Ester Pilar Grossi nasceu em Santa Maria (RS) no dia 24 de abril de 1936, filha de Adolfo Pilar da Silva e de Alice Xavier Pilar.

Pesquisadora em educação e professora, estudou matemática na Faculdade de Filosofia, Ciências e Letras da Pontifícia Universidade Católica (PUC), na qual ingressou em 1955, tendo concluído seus estudos em 1958. Participou dos II e V congressos nacionais sobre o ensino de matemática realizados, respectivamente, em Porto Alegre, em 1957, e em São José dos Campos (SP), no ano de 1965. Em 1968, ingressou no mestrado de matemática da Universidade de Paris V, concluído em 1970.

Enquanto esteve cursando a pós-graduação na França, Grossi continuou participando de eventos na área de educação em âmbito internacional. Compareceu ao I Congresso Internacional sobre Ensino de Matemática realizado em Lyon, na França, em 1969, além de ter realizado estágios no Instituto Pedagógico Nacional do Ministério de Educação da França (1968-1970) e no Centro Belga de Pedagogia da Matemática da Universidade de Bruxelas (1969).

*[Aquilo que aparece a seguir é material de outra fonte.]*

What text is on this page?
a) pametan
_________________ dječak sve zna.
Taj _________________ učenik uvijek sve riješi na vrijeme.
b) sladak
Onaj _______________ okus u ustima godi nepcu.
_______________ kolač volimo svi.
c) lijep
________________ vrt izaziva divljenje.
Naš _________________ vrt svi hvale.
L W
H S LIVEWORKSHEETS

De volta ao Brasil, ainda em 1970 tornou-se membro do Centro de Professores do Rio Grande do Sul (Cpers) e foi uma das fundadoras do Grupo de Estudos sobre Educação, Metodologia de Pesquisa e Ação (GEEMPA). À frente do GEEMPA, coordenou várias pesquisas sobre o ensino público brasileiro.

Em 1972, Grossi esteve presente à III Conferência Interamericana sobre Educação Matemática realizada em Bahia Blanca, Argentina, encontro do qual voltaria a participar em anos posteriores. Entre 1973 e 1982, tomou parte em vários eventos internacionais na área de educação, tendo continuado sua especialização no ensino da matemática e no campo da epistemologia do conhecimento. Nesse período, estagiou no centro de pesquisas psicomatemáticas da Universidade Sherbrooke, no Canadá (1973), e no Centro de Epistemologia Genética da Universidade de Genebra, na Suíça (1979); participou dos cursos de combinatória, estatística e probabilidades na Universidade de Budapeste, na Hungria (1975); e realizou, na França, os cursos de elementos de análise matemática na Universidade de Lyon (1976) e de psicologia da aprendizagem da matemática na École d’Été en Didactique des Mathématiques em Orleans (1982) — que voltaria a realizar na École des Hautes Études em Paris, em 1986, e na Bretanha, no ano de 1989. Integrou ainda os XXIX, XXX e XXXII encontros internacionais de professores de matemática em Lausanne, Suíça (1977), em Santiago de Compostela, Espanha (1978), e na Cidade do México (1980).

Retornando ao Brasil, em 1983 filiou-se ao Partido dos Trabalhadores (PT). Em 1985, tornou-se membro da equipe editorial do The Journal of Mathematical Behavior dos Estados Unidos, e concluiu o doutorado em psicologia da inteligência na Escola de Altos Estudos em Ciências Sociais da Universidade de Paris, sob a orientação do professor Gerard Vergnaud, membro do Partido Comunista francês.

Em 1989, assumiu a secretaria municipal de Educação de Porto Alegre, no governo petista de Olívio Dutra. Como secretária, implantou um programa de alfabetização na periferia da capital gaúcha, que foi adotado como modelo pelo Fundo das Nações Unidas para a Infância (Unicef). Permaneceu à frente do cargo até o fim da primeira administração petista, em 31 de dezembro de 1992.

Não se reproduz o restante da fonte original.